Writes an element that has content consisting of a single string.

void

writeElement(java.lang.String uri, java.lang.String localName, java.lang.String qName, Attributes atts, int content)

Writes an element that has content consisting of a single integer, encoded as a decimal string.

void

writeEmptyElement(java.lang.String uri, java.lang.String localName, java.lang.String qName, Attributes atts)

Writes an empty element.

Constructor Details

XMLWriter

public XMLWriter()

Constructs this handler with System.out used to write SAX events using the UTF-8 encoding. Avoid using this except when you know it's safe to close System.out at the end of the document.


XMLWriter

public XMLWriter(java.io.OutputStream out)

Constructs a handler which writes all input to the output stream in the UTF-8 encoding, and closes it when endDocument is called. (Yes it's annoying that this throws an exception -- but there's really no way around it, since it's barely possible a JDK may exist somewhere that doesn't know how to emit UTF-8.)

Parameters:
out

XMLWriter

public XMLWriter(java.io.Writer writer, java.lang.String encoding)

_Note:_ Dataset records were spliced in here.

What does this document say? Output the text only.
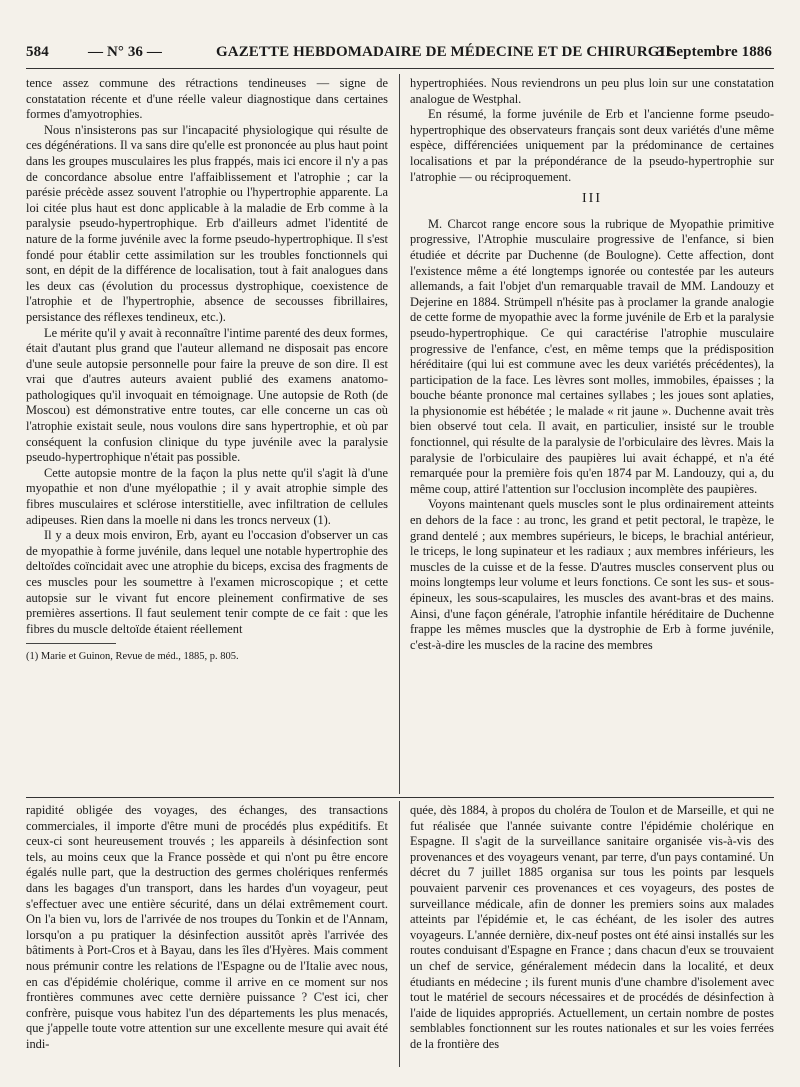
584	— N° 36 —	GAZETTE HEBDOMADAIRE DE MÉDECINE ET DE CHIRURGIE
3 Septembre 1886

tence assez commune des rétractions tendineuses — signe de constatation récente et d'une réelle valeur diagnostique dans certaines formes d'amyotrophies.

Nous n'insisterons pas sur l'incapacité physiologique qui résulte de ces dégénérations. Il va sans dire qu'elle est prononcée au plus haut point dans les groupes musculaires les plus frappés, mais ici encore il n'y a pas de concordance absolue entre l'affaiblissement et l'atrophie ; car la parésie précède assez souvent l'atrophie ou l'hypertrophie apparente. La loi citée plus haut est donc applicable à la maladie de Erb comme à la paralysie pseudo-hypertrophique. Erb d'ailleurs admet l'identité de nature de la forme juvénile avec la forme pseudo-hypertrophique. Il s'est fondé pour établir cette assimilation sur les troubles fonctionnels qui sont, en dépit de la différence de localisation, tout à fait analogues dans les deux cas (évolution du processus dystrophique, coexistence de l'atrophie et de l'hypertrophie, absence de secousses fibrillaires, persistance des réflexes tendineux, etc.).

Le mérite qu'il y avait à reconnaître l'intime parenté des deux formes, était d'autant plus grand que l'auteur allemand ne disposait pas encore d'une seule autopsie personnelle pour faire la preuve de son dire. Il est vrai que d'autres auteurs avaient publié des examens anatomo-pathologiques qu'il invoquait en témoignage. Une autopsie de Roth (de Moscou) est démonstrative entre toutes, car elle concerne un cas où l'atrophie existait seule, nous voulons dire sans hypertrophie, et où par conséquent la confusion clinique du type juvénile avec la paralysie pseudo-hypertrophique n'était pas possible.

Cette autopsie montre de la façon la plus nette qu'il s'agit là d'une myopathie et non d'une myélopathie ; il y avait atrophie simple des fibres musculaires et sclérose interstitielle, avec infiltration de cellules adipeuses. Rien dans la moelle ni dans les troncs nerveux (1).

Il y a deux mois environ, Erb, ayant eu l'occasion d'observer un cas de myopathie à forme juvénile, dans lequel une notable hypertrophie des deltoïdes coïncidait avec une atrophie du biceps, excisa des fragments de ces muscles pour les soumettre à l'examen microscopique ; et cette autopsie sur le vivant fut encore pleinement confirmative de ses premières assertions. Il faut seulement tenir compte de ce fait : que les fibres du muscle deltoïde étaient réellement

(1) Marie et Guinon, Revue de méd., 1885, p. 805.

hypertrophiées. Nous reviendrons un peu plus loin sur une constatation analogue de Westphal.

En résumé, la forme juvénile de Erb et l'ancienne forme pseudo-hypertrophique des observateurs français sont deux variétés d'une même espèce, différenciées uniquement par la prédominance de certaines localisations et par la prépondérance de la pseudo-hypertrophie sur l'atrophie — ou réciproquement.

III

M. Charcot range encore sous la rubrique de Myopathie primitive progressive, l'Atrophie musculaire progressive de l'enfance, si bien étudiée et décrite par Duchenne (de Boulogne). Cette affection, dont l'existence même a été longtemps ignorée ou contestée par les auteurs allemands, a fait l'objet d'un remarquable travail de MM. Landouzy et Dejerine en 1884. Strümpell n'hésite pas à proclamer la grande analogie de cette forme de myopathie avec la forme juvénile de Erb et la paralysie pseudo-hypertrophique. Ce qui caractérise l'atrophie musculaire progressive de l'enfance, c'est, en même temps que la prédisposition héréditaire (qui lui est commune avec les deux variétés précédentes), la participation de la face. Les lèvres sont molles, immobiles, épaisses ; la bouche béante prononce mal certaines syllabes ; les joues sont aplaties, la physionomie est hébétée ; le malade « rit jaune ». Duchenne avait très bien observé tout cela. Il avait, en particulier, insisté sur le trouble fonctionnel, qui résulte de la paralysie de l'orbiculaire des lèvres. Mais la paralysie de l'orbiculaire des paupières lui avait échappé, et n'a été remarquée pour la première fois qu'en 1874 par M. Landouzy, qui a, du même coup, attiré l'attention sur l'occlusion incomplète des paupières.

Voyons maintenant quels muscles sont le plus ordinairement atteints en dehors de la face : au tronc, les grand et petit pectoral, le trapèze, le grand dentelé ; aux membres supérieurs, le biceps, le brachial antérieur, le triceps, le long supinateur et les radiaux ; aux membres inférieurs, les muscles de la cuisse et de la fesse. D'autres muscles conservent plus ou moins longtemps leur volume et leurs fonctions. Ce sont les sus- et sous-épineux, les sous-scapulaires, les muscles des avant-bras et des mains. Ainsi, d'une façon générale, l'atrophie infantile héréditaire de Duchenne frappe les mêmes muscles que la dystrophie de Erb à forme juvénile, c'est-à-dire les muscles de la racine des membres

rapidité obligée des voyages, des échanges, des transactions commerciales, il importe d'être muni de procédés plus expéditifs. Et ceux-ci sont heureusement trouvés ; les appareils à désinfection sont tels, au moins ceux que la France possède et qui n'ont pu être encore égalés nulle part, que la destruction des germes cholériques renfermés dans les bagages d'un transport, dans les hardes d'un voyageur, peut s'effectuer avec une entière sécurité, dans un délai extrêmement court. On l'a bien vu, lors de l'arrivée de nos troupes du Tonkin et de l'Annam, lorsqu'on a pu pratiquer la désinfection aussitôt après l'arrivée des bâtiments à Port-Cros et à Bayau, dans les îles d'Hyères. Mais comment nous prémunir contre les relations de l'Espagne ou de l'Italie avec nous, en cas d'épidémie cholérique, comme il arrive en ce moment sur nos frontières communes avec cette dernière puissance ? C'est ici, cher confrère, puisque vous habitez l'un des départements les plus menacés, que j'appelle toute votre attention sur une excellente mesure qui avait été indi-

quée, dès 1884, à propos du choléra de Toulon et de Marseille, et qui ne fut réalisée que l'année suivante contre l'épidémie cholérique en Espagne. Il s'agit de la surveillance sanitaire organisée vis-à-vis des provenances et des voyageurs venant, par terre, d'un pays contaminé. Un décret du 7 juillet 1885 organisa sur tous les points par lesquels pouvaient parvenir ces provenances et ces voyageurs, des postes de surveillance médicale, afin de donner les premiers soins aux malades atteints par l'épidémie et, le cas échéant, de les isoler des autres voyageurs. L'année dernière, dix-neuf postes ont été ainsi installés sur les routes conduisant d'Espagne en France ; dans chacun d'eux se trouvaient un chef de service, généralement médecin dans la localité, et deux étudiants en médecine ; ils furent munis d'une chambre d'isolement avec tout le matériel de secours nécessaires et de procédés de désinfection à l'aide de liquides appropriés. Actuellement, un certain nombre de postes semblables fonctionnent sur les routes nationales et sur les voies ferrées de la frontière des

Constructs a handler which writes all input to the writer, and then closes the writer when the document ends. If an XML declaration is written onto the output, this class will use the specified encoding name in that declaration. If no encoding name is specified, no encoding name will be declared unless this class can otherwise determine the name of the character encoding for this writer.

At this time, only the UTF-8 ("UTF8") and UTF-16 ("Unicode") output encodings are fully lossless with respect to XML data. If you use any other encoding you risk having your data be silently mangled on output, as the standard Java character encoding subsystem silently maps non-encodable characters to a question mark ("?") and will not report such errors to applications.

For a few other encodings the risk can be reduced. If the writer is a java.io.OutputStreamWriter, and uses either the ISO-8859-1 ("8859_1", "ISO8859_1", etc) or US-ASCII ("ASCII") encodings, content which can't be encoded in those encodings will be written safely. Where relevant, the XHTML entity names will be used; otherwise, numeric character references will be emitted.

However, there remain a number of cases where substituting such entity or character references is not an option. Such references are not usable within a DTD, comment, PI, or CDATA section. Neither may they be used when element, attribute, entity, or notation names have the problematic characters.

Parameters:
writer - XML text is written to this writer.
encoding - if non-null, and an XML declaration is written, this is the name that will be used for the character encoding.

XMLWriter

public XMLWriter(java.io.Writer writer)

Constructs a handler which writes all input to the writer, and then closes the writer when the document ends. If an XML declaration is written onto the output, and this class can determine the name of the character encoding for this writer, that encoding name will be included in the XML declaration.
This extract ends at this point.